Welcome back pretense; you nauseate me.

&weightonmyhead
An’ Another Thing” by Dave Matthews


3 Replies to "Bilious pretense"

  • Nova
    6 Feb 2007 (18:59)
    Reply

    Zadok, you’re right: worship propheteer is not equal to worship profiteer. keep your eyes on the prize. as you say: Christ in all things… love, art, Seattle, desire, sorrow, hope. the great hope in where we’re at is where we can go. spring comes…

  • Anonymous
    13 Feb 2007 (08:17)
    Reply

    I don’t think it’s a case of the facade being acceptable again, but maybe more of a Pauline phrase like “I do what I do not wish to do…” It speaks of a corruptibility in us from sin that taints all we do- if your goal is perfect worship execution without the pesky interference of your own ego or personal goals, then you are setting yourself up for an impossible scenario. Sin permeates what we do- including our leadership. It’s a fact- it’s not something we like to admit, but it’s true and it has to be true. If it weren’t true, then at some point we would reach perfection, and “perfection” is a little too close to heresy for me. We continually need Christ to inform us, reshape us, rebuke us, transform us, and work in spite of us. In short, we can’t do a thing without our own little stake somehow getting in there. And I’m pretty sure that God knows this.

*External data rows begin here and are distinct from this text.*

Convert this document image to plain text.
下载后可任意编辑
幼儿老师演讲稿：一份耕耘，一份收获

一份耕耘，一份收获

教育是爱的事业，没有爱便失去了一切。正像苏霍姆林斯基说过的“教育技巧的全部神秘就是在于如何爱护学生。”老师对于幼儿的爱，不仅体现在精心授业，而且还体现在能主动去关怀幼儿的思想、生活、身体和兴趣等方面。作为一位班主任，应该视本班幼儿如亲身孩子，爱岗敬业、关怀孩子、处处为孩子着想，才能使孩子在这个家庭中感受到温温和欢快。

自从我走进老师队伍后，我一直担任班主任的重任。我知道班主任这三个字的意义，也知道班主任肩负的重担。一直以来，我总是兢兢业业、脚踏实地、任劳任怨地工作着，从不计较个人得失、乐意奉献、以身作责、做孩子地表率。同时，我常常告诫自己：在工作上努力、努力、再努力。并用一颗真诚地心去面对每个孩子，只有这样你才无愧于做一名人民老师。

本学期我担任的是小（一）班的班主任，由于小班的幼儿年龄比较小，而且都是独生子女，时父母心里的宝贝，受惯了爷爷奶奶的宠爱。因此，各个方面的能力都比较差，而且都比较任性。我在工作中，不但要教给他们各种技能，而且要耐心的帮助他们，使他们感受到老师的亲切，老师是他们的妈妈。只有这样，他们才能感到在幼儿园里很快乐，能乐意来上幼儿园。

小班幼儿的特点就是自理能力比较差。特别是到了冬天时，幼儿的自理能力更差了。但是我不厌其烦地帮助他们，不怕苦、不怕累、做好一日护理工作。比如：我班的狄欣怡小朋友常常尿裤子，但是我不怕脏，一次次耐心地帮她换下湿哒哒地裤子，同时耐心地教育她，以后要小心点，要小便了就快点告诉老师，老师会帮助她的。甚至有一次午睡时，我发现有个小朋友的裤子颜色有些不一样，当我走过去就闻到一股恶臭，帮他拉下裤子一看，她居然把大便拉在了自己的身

And I’m pretty sure that everytime I’ve tried my hand at self aggrandizement, I’ve either gotten the holy smack down or, even better, been silently muted and trumped. I have no salvo of scripture here, I’m just speaking from the heart and from what I know about myself and Christ from my own walk (and failures- got an hour?). Listen- here’s the deal- if you are looking for perfect worship, you’ll only find it in the Resurrection. If you are wanting to imperfectly worship the Lover of the Universe right now, you can do it! God knows it’s imperfect, because it always has been, and yet he continually sends us instructions and “updates” on how to refine it more and more.

    Pax –

    -theChiz

  • Anonymous
    13 Feb 2007 (17:10)
    Reply

    amen! amen… i say it again and again– amen!!

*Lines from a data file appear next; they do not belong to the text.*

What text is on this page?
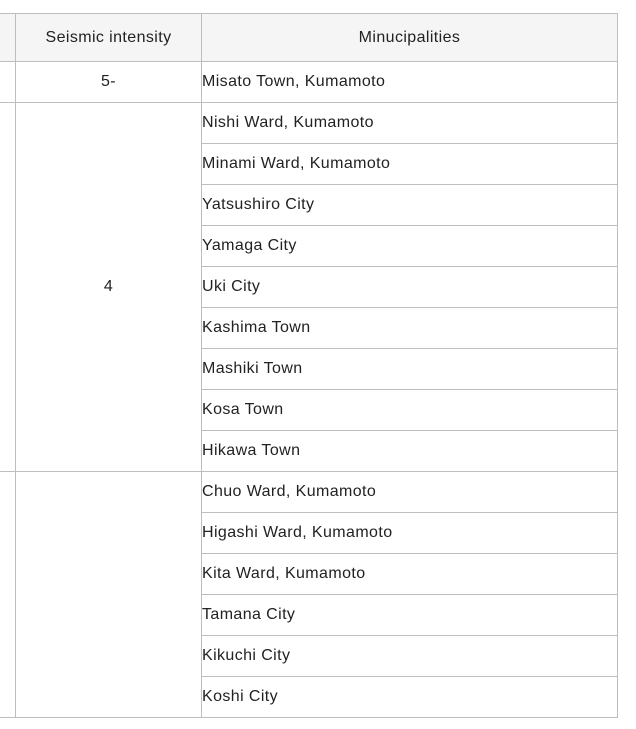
	Seismic intensity	Minucipalities
	5-	Misato Town, Kumamoto
	4	Nishi Ward, Kumamoto
		Minami Ward, Kumamoto
		Yatsushiro City
		Yamaga City
		Uki City
		Kashima Town
		Mashiki Town
		Kosa Town
		Hikawa Town
		Chuo Ward, Kumamoto
		Higashi Ward, Kumamoto
		Kita Ward, Kumamoto
		Tamana City
		Kikuchi City
		Koshi City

    A famous theological professor, upon needing a break from teaching…took off for a long respite and spiritual trip to live and work with Mother Teresa in Calcutta for six months. He was burnt out and looking for answers.

    Upon his arrival, he asked Mother teresa to pray for him. SHe said, “well certainly- how shall i pray?” He responded- “Please pray for clarity.”

    she responded, “I am sorry, I will not.” He pleaded with her by saying, “Mother Teresa, I am a man who is longing to love and honor God with my life and my life purposes… why may i not pray for clarity? It seems to me that you yourself have clarity as to your existence.” She gently responded, “i have no such thing… i have faith, i have trust… i know the love of my Father every day. I know no clarity- and i pray i never do, because- that is when i will lose my faith.”

    We will never “get it right”. Because how is that even measured or attained…and what distance we create from our Heavenly Father- when the one thing He wants most for us, gave to us in the gift of His son, is not accepted. That being, love and acceptance that is more beautiful than any we will experiance on earth.
    Our greatest reality- is what romances us to keep getting up and leading worship, keep on loving… our greatest reality of our lives is that:

    no matter what’s gone down in our lives, what we are bringing to worship, whether we are feeling bad for feeling good, guilty for not feeling guilt, loving pretentiously but hoping to not… ohh gosh- so on and soo forth-

    God loves us just as we are
    and not as we should be.

    ahhh- what pleasure God takes in us as we tend to beauty- just as we are.

    what pleasure He takes in us as we choose to praise Him, not soo worried about what we may bring or take… just gotta praise Him!!